Nous ne sommes que des insectes dans un grand vivarium, qu'ils contemplent peut-être quand ça leur chante, pensa l'itakie, le regard sombre.

Convaincue, elle n'accordait que peu de respect envers les temples. À ses yeux, ils ne valaient pas mieux qu'un autre édifice. Isela ne se gêna donc pas pour l'explorer sans honte, visitant chaque terrasse et pièce ouverte. Elle en compta foule, à se demander s'il en existait de verrouillée.

L'apanage des lieux qui n'ont rien à cacher, comme le prétendaient certains. Mais l'itakie pensait différemment. Elle percevait en cette démonstration de charité débordante une facette destinée à obnubiler les regards pour les détourner d'une réalité plus sombre.
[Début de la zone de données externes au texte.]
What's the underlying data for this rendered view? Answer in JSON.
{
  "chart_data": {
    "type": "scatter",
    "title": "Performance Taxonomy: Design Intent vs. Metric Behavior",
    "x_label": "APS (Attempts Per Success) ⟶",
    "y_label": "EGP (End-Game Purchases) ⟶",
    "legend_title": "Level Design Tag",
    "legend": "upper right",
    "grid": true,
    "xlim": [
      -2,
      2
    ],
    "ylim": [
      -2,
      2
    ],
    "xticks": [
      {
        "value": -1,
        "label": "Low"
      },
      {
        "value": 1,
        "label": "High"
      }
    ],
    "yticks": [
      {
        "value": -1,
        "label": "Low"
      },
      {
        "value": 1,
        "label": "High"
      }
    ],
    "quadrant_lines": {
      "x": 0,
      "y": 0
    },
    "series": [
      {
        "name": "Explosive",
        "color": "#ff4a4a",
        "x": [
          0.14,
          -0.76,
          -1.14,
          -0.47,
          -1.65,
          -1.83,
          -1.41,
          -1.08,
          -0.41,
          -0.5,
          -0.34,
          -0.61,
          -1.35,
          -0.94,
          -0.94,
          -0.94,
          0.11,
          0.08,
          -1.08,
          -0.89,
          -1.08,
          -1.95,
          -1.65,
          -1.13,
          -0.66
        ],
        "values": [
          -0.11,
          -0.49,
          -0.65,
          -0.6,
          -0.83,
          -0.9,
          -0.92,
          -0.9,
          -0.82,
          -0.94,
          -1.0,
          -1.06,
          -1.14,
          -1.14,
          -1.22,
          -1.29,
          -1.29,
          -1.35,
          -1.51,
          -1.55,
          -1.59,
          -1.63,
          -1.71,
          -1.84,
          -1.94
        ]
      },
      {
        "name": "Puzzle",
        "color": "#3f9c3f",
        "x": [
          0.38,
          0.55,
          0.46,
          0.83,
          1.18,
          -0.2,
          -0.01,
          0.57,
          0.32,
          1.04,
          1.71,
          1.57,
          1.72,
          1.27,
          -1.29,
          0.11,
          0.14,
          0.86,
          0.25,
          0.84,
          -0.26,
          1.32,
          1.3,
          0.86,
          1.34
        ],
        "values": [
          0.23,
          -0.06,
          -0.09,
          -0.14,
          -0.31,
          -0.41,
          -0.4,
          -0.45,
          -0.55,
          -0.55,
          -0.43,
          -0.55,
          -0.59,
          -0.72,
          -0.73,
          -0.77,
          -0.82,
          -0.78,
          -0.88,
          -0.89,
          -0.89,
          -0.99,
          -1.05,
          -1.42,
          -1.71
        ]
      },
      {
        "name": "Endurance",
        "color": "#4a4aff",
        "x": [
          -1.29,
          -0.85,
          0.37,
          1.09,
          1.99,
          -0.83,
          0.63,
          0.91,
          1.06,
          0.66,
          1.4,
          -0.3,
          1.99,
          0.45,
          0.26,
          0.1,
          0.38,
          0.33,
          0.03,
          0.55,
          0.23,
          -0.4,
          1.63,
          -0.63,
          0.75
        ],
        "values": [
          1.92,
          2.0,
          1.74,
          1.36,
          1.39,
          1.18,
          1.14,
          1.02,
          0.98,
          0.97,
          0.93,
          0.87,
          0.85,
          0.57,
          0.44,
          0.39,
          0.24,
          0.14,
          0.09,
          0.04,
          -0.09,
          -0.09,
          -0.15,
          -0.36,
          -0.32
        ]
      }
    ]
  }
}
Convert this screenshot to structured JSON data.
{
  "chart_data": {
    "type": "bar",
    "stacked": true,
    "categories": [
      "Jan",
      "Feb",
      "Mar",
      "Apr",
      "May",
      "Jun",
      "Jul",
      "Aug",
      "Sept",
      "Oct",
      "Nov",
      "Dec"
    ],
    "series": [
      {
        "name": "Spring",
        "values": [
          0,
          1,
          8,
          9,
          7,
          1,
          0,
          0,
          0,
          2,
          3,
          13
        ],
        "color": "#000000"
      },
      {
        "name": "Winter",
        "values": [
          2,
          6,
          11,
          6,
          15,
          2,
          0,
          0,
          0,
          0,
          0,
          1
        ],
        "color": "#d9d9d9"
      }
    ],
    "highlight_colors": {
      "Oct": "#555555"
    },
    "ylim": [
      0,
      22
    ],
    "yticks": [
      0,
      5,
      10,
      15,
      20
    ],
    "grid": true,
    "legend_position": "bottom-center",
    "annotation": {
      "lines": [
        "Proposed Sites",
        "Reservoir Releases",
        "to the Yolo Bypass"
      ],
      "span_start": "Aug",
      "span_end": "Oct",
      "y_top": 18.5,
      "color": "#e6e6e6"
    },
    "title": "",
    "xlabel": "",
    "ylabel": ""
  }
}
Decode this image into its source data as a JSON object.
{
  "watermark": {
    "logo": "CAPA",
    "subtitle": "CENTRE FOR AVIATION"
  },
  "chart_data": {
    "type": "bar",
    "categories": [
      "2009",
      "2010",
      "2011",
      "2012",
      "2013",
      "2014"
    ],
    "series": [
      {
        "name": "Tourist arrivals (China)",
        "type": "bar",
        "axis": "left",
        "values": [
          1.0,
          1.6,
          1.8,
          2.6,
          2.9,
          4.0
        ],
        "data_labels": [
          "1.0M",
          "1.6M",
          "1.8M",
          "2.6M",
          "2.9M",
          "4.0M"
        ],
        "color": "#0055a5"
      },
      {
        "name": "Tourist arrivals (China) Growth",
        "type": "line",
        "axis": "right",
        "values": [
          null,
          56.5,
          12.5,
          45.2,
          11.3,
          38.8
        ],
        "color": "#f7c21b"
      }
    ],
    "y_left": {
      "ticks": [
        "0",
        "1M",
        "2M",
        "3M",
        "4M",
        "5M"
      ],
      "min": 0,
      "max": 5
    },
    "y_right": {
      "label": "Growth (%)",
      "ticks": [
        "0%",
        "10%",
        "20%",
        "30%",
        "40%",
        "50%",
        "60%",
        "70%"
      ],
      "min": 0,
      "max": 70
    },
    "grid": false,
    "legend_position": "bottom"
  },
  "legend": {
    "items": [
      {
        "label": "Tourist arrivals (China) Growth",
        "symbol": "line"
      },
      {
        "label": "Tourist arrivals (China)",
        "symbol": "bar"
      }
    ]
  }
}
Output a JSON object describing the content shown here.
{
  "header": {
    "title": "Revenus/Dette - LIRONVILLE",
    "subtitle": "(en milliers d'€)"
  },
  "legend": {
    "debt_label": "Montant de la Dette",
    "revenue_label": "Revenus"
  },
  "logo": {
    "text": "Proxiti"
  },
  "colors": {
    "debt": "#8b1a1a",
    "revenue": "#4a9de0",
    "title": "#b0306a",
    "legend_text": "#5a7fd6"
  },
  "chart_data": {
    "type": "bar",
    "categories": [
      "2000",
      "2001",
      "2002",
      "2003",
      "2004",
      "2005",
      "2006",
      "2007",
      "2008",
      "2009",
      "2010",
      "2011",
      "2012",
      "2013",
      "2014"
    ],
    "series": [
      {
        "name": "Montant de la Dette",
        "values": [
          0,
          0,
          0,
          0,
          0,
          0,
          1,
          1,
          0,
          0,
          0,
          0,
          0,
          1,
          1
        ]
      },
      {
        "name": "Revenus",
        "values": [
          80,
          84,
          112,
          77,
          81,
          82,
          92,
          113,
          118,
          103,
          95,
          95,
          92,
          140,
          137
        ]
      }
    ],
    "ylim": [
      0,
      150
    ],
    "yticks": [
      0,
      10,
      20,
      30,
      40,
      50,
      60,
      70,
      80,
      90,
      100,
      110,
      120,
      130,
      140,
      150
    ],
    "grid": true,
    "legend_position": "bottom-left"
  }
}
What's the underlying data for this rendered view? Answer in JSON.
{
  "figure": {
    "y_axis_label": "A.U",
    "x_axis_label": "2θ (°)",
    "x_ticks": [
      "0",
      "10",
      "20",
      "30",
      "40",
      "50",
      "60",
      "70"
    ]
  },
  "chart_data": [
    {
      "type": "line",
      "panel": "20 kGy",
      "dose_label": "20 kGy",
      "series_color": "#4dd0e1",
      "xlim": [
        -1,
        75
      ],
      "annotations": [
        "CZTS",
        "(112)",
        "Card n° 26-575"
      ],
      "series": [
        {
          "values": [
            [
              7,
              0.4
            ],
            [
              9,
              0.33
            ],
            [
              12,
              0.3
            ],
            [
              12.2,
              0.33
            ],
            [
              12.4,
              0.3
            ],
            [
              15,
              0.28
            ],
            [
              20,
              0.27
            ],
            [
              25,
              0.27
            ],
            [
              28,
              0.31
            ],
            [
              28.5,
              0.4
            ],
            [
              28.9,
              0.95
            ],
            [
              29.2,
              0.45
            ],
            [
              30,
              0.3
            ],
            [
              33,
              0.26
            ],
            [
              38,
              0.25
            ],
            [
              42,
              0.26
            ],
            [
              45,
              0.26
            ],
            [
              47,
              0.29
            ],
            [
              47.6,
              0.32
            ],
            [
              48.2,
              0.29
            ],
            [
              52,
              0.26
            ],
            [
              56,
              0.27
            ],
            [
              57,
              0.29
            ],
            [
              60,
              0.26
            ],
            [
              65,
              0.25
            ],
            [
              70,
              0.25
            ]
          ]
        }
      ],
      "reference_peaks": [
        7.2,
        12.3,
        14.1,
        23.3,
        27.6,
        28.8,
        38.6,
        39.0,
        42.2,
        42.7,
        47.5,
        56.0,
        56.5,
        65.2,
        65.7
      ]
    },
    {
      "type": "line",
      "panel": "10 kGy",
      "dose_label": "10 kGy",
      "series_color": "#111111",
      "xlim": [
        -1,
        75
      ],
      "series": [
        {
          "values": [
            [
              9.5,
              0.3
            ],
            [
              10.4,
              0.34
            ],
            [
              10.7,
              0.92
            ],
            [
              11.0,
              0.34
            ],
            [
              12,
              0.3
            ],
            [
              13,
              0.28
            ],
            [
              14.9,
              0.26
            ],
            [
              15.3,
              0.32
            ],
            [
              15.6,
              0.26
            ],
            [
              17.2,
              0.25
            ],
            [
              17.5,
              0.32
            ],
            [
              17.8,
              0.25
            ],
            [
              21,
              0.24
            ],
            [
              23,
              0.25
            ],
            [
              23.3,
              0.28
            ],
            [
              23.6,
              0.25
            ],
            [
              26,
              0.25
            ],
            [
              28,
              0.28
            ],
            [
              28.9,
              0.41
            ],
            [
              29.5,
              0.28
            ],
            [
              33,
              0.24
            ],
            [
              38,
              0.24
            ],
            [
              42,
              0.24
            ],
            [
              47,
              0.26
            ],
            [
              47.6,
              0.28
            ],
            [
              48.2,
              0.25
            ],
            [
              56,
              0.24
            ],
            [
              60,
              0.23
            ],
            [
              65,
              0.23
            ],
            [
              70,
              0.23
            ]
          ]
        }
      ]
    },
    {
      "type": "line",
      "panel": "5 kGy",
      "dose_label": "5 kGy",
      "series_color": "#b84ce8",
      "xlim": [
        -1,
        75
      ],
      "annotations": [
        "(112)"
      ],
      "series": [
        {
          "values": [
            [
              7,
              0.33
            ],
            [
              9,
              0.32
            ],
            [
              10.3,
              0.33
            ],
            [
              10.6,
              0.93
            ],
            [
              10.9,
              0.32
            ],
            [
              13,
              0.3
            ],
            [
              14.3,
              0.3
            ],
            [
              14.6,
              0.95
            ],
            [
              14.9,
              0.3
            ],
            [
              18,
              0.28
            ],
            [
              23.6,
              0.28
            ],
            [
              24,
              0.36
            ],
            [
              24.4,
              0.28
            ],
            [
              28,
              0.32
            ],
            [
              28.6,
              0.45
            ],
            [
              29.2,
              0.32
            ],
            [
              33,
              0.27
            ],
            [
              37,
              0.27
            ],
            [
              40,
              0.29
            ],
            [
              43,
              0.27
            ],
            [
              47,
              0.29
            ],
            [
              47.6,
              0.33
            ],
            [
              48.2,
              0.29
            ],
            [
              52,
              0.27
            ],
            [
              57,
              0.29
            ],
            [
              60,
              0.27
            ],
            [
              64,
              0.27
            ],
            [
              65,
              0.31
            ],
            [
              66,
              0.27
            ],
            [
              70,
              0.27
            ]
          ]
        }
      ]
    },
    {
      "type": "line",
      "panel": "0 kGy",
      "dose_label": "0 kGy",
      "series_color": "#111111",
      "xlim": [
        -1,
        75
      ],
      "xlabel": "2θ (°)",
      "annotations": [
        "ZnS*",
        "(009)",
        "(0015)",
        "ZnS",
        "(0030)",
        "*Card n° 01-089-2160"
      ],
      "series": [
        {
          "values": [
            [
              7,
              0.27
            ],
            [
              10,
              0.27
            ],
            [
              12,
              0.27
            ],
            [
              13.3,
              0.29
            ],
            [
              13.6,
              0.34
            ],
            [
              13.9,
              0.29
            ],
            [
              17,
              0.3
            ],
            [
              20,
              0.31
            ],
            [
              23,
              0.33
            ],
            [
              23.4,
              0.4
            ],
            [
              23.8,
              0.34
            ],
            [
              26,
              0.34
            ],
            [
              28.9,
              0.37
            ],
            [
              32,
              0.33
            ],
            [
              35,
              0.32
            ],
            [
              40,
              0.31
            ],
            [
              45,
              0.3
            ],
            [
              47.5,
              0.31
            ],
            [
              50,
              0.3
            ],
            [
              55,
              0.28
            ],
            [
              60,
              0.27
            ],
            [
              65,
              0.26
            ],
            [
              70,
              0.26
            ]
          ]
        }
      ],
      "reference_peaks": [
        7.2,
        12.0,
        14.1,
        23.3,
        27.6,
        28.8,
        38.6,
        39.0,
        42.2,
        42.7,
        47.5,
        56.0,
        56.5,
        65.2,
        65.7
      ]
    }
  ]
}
Je me fais probablement des idées. Arrêtons un peu de voir le mal partout.

Elle inspira bruyamment l'air frais des hauteurs, tandis que ses prunelles larimar balayèrent l'horizon. Accoudée contre la main courante d'une terrasse supérieure, elle trouvait Lashinn ridiculement petite en contrebas. À peine plus large que sa main qu'elle ouvrait, les doigts en éventail, devant son visage.

Elle se laissa à sourire face à ses enfantillages. Un peu de légèreté apaisait son cœur. Depuis sa rencontre avec Suren et Owen, les heures défilaient, toutes aussi éreintantes les unes que les autres. En pensant à ses deux acolytes, elle jugea temps de revenir à leur côté. Bien que Suren se trouvât armé, il restait un haut noble fort peu habitué à la vie dans le monde ici-bas. Sa pierre de mimétisme ne cachait pas tous ses travers princiers.

Dans un soupir usé, autant à l'idée de se renfermer dans l'obscurité de la bibliothèque qu'aux souvenirs de Nolie qui lui conseillait de charmer Suren, elle se retourna. Son regard plongea sur les planches, leur bois clair entrecoupé de rares mousses, et remonta doucement vers l'avant, quand une tâche carmin attira son attention. Longue, telle une traînée de liquide, il ne s'agissait pas de végétaux.

Du sang?

Perplexe, Isela scruta les alentours, puis s'avança. Plus que la présence de sang, sa position la laissait dubitative. La trace se trouvait bien trop imposante pour une simple coupure d'une prêtresse sur cette terrasse jalonnée de bacs de coraux. Une jardinière maladroite ne pouvait se blesser de la sorte... et sa sève vermeille ne pouvait non plus se faufiler sous un mur.

Quelque chose a été traîné par-delà le mur.

Plus curieuse que pressée de retrouver ses compagnons de voyage, Isela s'accroupit et examina la tache. Elle ne se trompait pas. Il s'agissait bien d'une trace de sang qui s'étirait sous la cloison. Doucement, elle glissa la pointe de sa griffe sous le bois. Il ne bougea pas d'un pouce, mais l'itakie en était certaine, il ne s'agissait pas d'un simple mur.

Reste à savoir comment l'ouvrir.

Mais Isela restait confiante. Les portes dérobées répondaient toutes aux mêmes tours de passe-passe... contrairement à ses quotidiens, dont un coup bien placé sur la nuque mis fin.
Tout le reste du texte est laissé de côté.